En algún punto de este proceso se tiene que definir si hay presupuesto: cuánto le van a salir al servicio público los gastos corrientes, el traslado, alojamiento, alimento, costo de la visa, el viático. Si el procedimiento no está automatizado, implica que se van acumulando los papeles, que de entidad en entidad los lleva un estafeta, que hay que fotocopiar para hacer los respaldos, que el documento con la información se llena y se devuelve y se corre el riesgo de que se pierda”, me relata esta persona.
De sólo imaginar el proceso me siento exhausta. También sorprendida porque suena a aparato estatal del siglo XIX. Y agrega mi dialogador: “La solución es sencilla y algunos ya se han aventurado a implementarla: configurar un formulario estándar, online y que pueda ir y venir a través de correo electrónico. Olvídate lo que es encargar algo con franquicias tributarias cuando el sistema no está automatizado. ¿Call center? Otra falencia. A veces las preguntas de la gente son tan técnicas que el funcionario al otro lado del teléfono no maneja la respuesta y se termina derivando al que llama a un mar de reparticiones. En el plan ‘Salvemos el Año Escolar’ se detectó que un empleado informaba que el plazo para inscribirse había caducado cuando no era así”.
El relato me termina recordando la reflexión que hacía en abril del 2008 el ex Ministro del Interior, Edmundo Pérez Yoma. Decía entonces: “Quiero confesar mi enorme preocupación por los signos de fatiga que veo en el aparato estatal. Éste ejecuta hoy un presupuesto casi seis veces mayor al que se gestionaba al principio de los años noventa, básicamente con los mismos métodos, la misma tecnología y el mismo personal (…) está produciendo ineficiencia y desorden que es necesario remediar (…) Si bien podemos afirmar que el Estado chileno no es corrupto, sí corresponde hacerse cargo de que los síntomas mencionados están produciendo, poco a poco, hechos que nos preocupan. No soy muy amigo de la expresión ‘Reforma del Estado’ – por cuanto a veces creo que la perspectiva de procesos de largo aliento nos paraliza para adoptar medidas concretas de inmediata ejecución. Por ello, creo que se debe compatibilizar las medidas de corto plazo con las de largo plazo de manera que estas últimas no posterguen la ejecución de las primeras. Pero, en definitiva, querámoslo o no, lo que se necesita es una revolución en la gestión”.

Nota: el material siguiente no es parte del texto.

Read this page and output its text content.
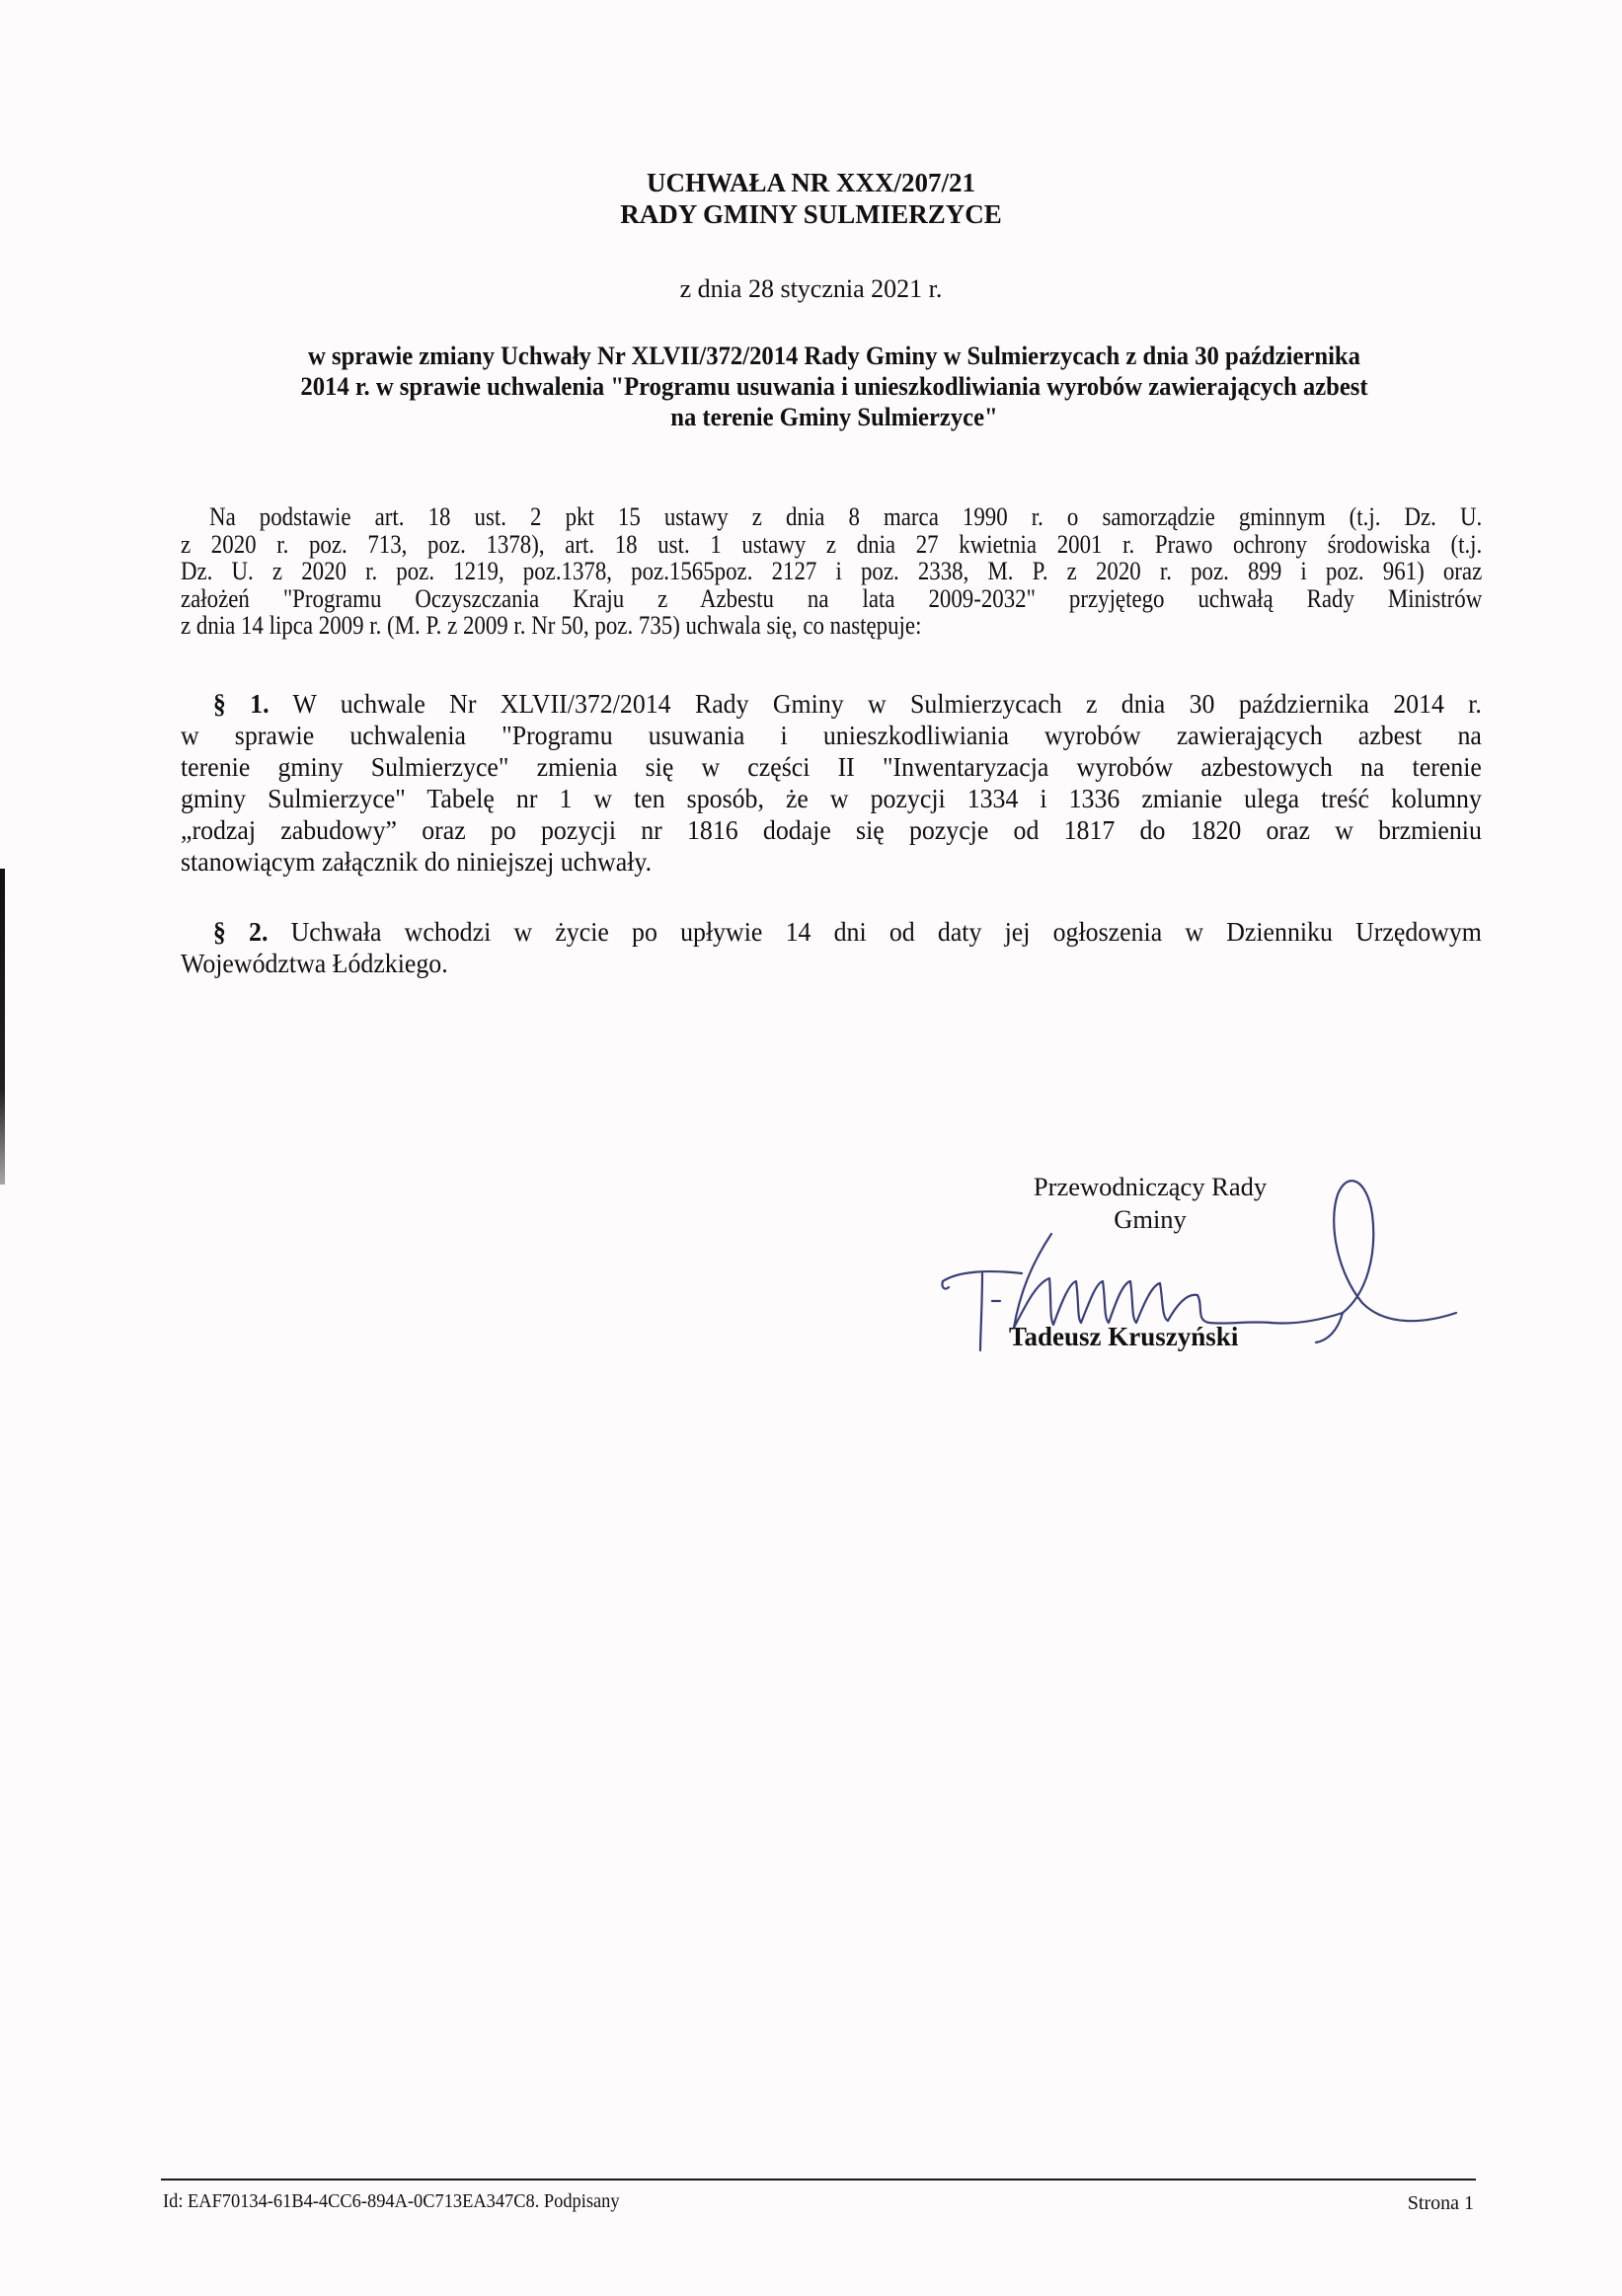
UCHWAŁA NR XXX/207/21
RADY GMINY SULMIERZYCE
z dnia 28 stycznia 2021 r.
w sprawie zmiany Uchwały Nr XLVII/372/2014 Rady Gminy w Sulmierzycach z dnia 30 października
2014 r. w sprawie uchwalenia "Programu usuwania i unieszkodliwiania wyrobów zawierających azbest
na terenie Gminy Sulmierzyce"
Na podstawie art. 18 ust. 2 pkt 15 ustawy z dnia 8 marca 1990 r. o samorządzie gminnym (t.j. Dz. U.
z 2020 r. poz. 713, poz. 1378), art. 18 ust. 1 ustawy z dnia 27 kwietnia 2001 r. Prawo ochrony środowiska (t.j.
Dz. U. z 2020 r. poz. 1219, poz.1378, poz.1565poz. 2127 i poz. 2338, M. P. z 2020 r. poz. 899 i poz. 961) oraz
założeń "Programu Oczyszczania Kraju z Azbestu na lata 2009-2032" przyjętego uchwałą Rady Ministrów
z dnia 14 lipca 2009 r. (M. P. z 2009 r. Nr 50, poz. 735) uchwala się, co następuje:
§ 1. W uchwale Nr XLVII/372/2014 Rady Gminy w Sulmierzycach z dnia 30 października 2014 r.
w sprawie uchwalenia "Programu usuwania i unieszkodliwiania wyrobów zawierających azbest na
terenie gminy Sulmierzyce" zmienia się w części II "Inwentaryzacja wyrobów azbestowych na terenie
gminy Sulmierzyce" Tabelę nr 1 w ten sposób, że w pozycji 1334 i 1336 zmianie ulega treść kolumny
„rodzaj zabudowy” oraz po pozycji nr 1816 dodaje się pozycje od 1817 do 1820 oraz w brzmieniu
stanowiącym załącznik do niniejszej uchwały.
§ 2. Uchwała wchodzi w życie po upływie 14 dni od daty jej ogłoszenia w Dzienniku Urzędowym
Województwa Łódzkiego.
Przewodniczący Rady
Gminy
Tadeusz Kruszyński
Id: EAF70134-61B4-4CC6-894A-0C713EA347C8. Podpisany	Strona 1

Como para reflexionarlo. El Estado tiene el monopolio del poder que sirve a los ciudadanos. Es más, nuestra Constitución le impone, en su artículo 1º: “El Estado está al servicio El Estado está al servicio de la persona humana y su finalidad es promover el bien común, para lo cual debe contribuir a crear las condiciones sociales que permitan a todos y cada uno de sus integrantes de la comunidad nacional su mayor realización espiritual y material”. Si el aparato estatal no es eficiente, el ciudadano no tiene otra opción a la cual recurrir. Encima, los cambios no se notan de inmediato. Los lega un gobierno de turno para que sus frutos los vean administraciones posteriores. O sea, el autor de las reformas no se lleva el crédito por su capacidad visionaria.
Aún así, por más que un país trate de ostentar cifras micro y macroeconómicas admirables, no va a poder avanzar más rápido si no opera con agilidad. Como alguien lo ponía muy en simple: “Es como el cuerpo. Si no lo alimentas bien, no se mantiene sano”.